Hi Melody
The reason that you get the wrong answer for the 1-1-4 arrangement is that you count some of the possibilities twice.
Suppose that the two odd b***s (if I can call them that !) are labelled A and B, so that there are those two as singles and the others as a group of 4.
They can be placed in the three boxes in 3! = 6 different ways. A-B-4, B-A-4, A-4-B, B-4-A, 4-A-B and 4-B-A.
Now, how many A, B, 4 combinations are there ? The answer is 6C4 = 15, the number of ways in which the group of 4 can be taken from the original 6, (the two singles take care of themselves), not 6*5 = 30.

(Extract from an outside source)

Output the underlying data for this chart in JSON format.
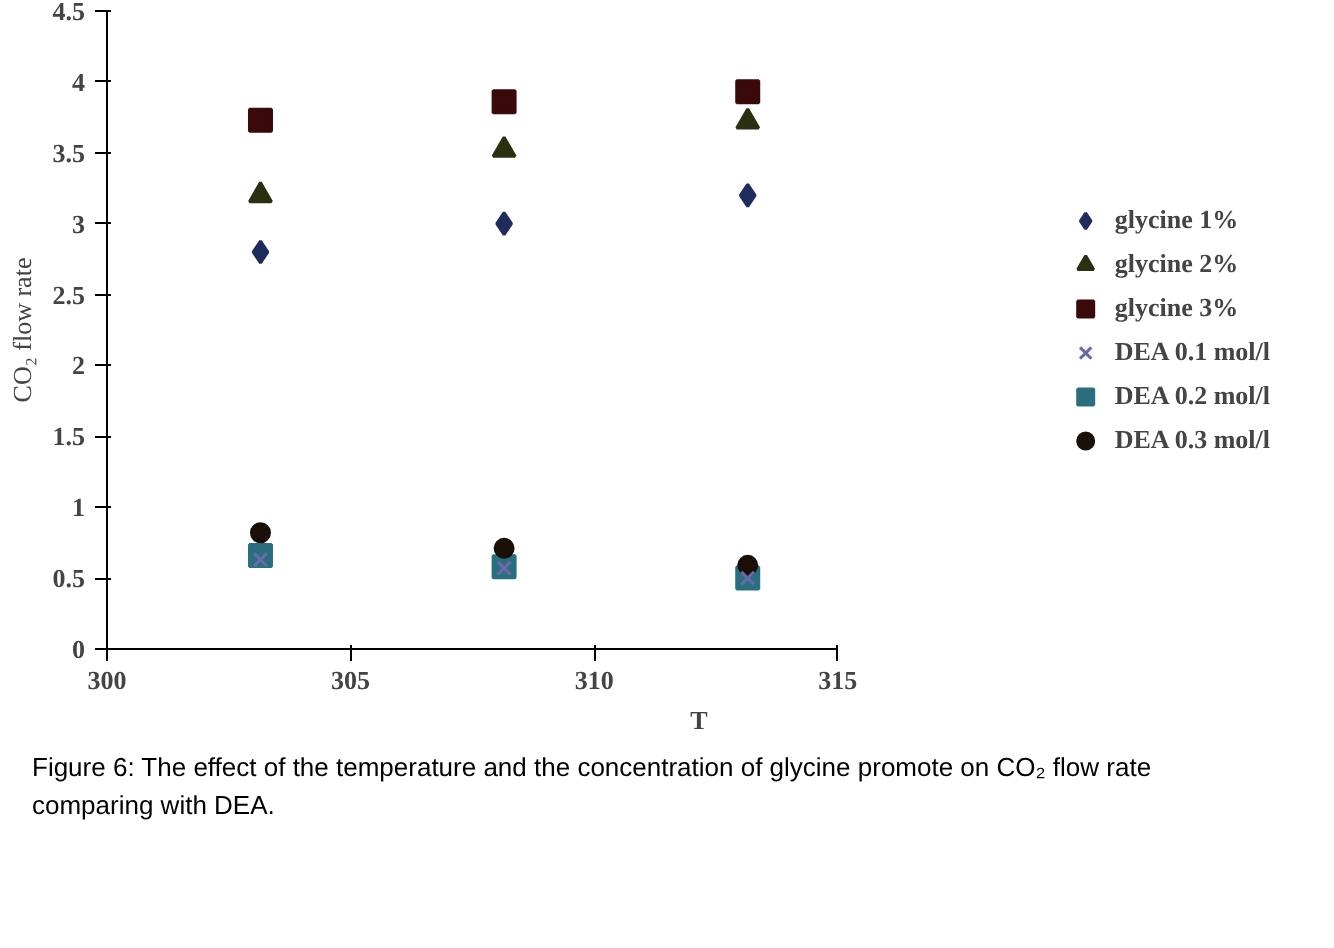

The problem with the 6*5=30, is that it takes order into account, that is, it sees A,B,4 and B,A,4 as being different and as such covers two of the 6 possibles listed earlier rather than just one.
To look at the 3-3-0 arrangement, suppose that a group of three is chosen and called 3(1), and that the remaining three are called 3(2).
Now suppose that they occupy the first two boxes, so that we have 3(1)-3(2)-0 or 3(2)-3(1)-0. How many possible combinations are there there ? It's tempting to say 6C3 for the first and 6C3 for the second making 2*6C3 = 2*20 = 40 in all. (That, in effect, is what is being done if you say that there are 3!=6 different 3,3,0 arrangements.) That's wrong though, it's actually just 6C3=20, because 6C3 includes both 3(1) and also 3(2).
The 0 can occupy three different positions, so there are 3*20 = 60 combinations in all.
It's easy if you look at it as
box 1 box 2 box 3
3 3 0
3 0 3
0 3 3
There are 6C3 possibilites for each row making 3*6C3 = 60 possibles in all.
The 3!=6, in effect, counts each row twice.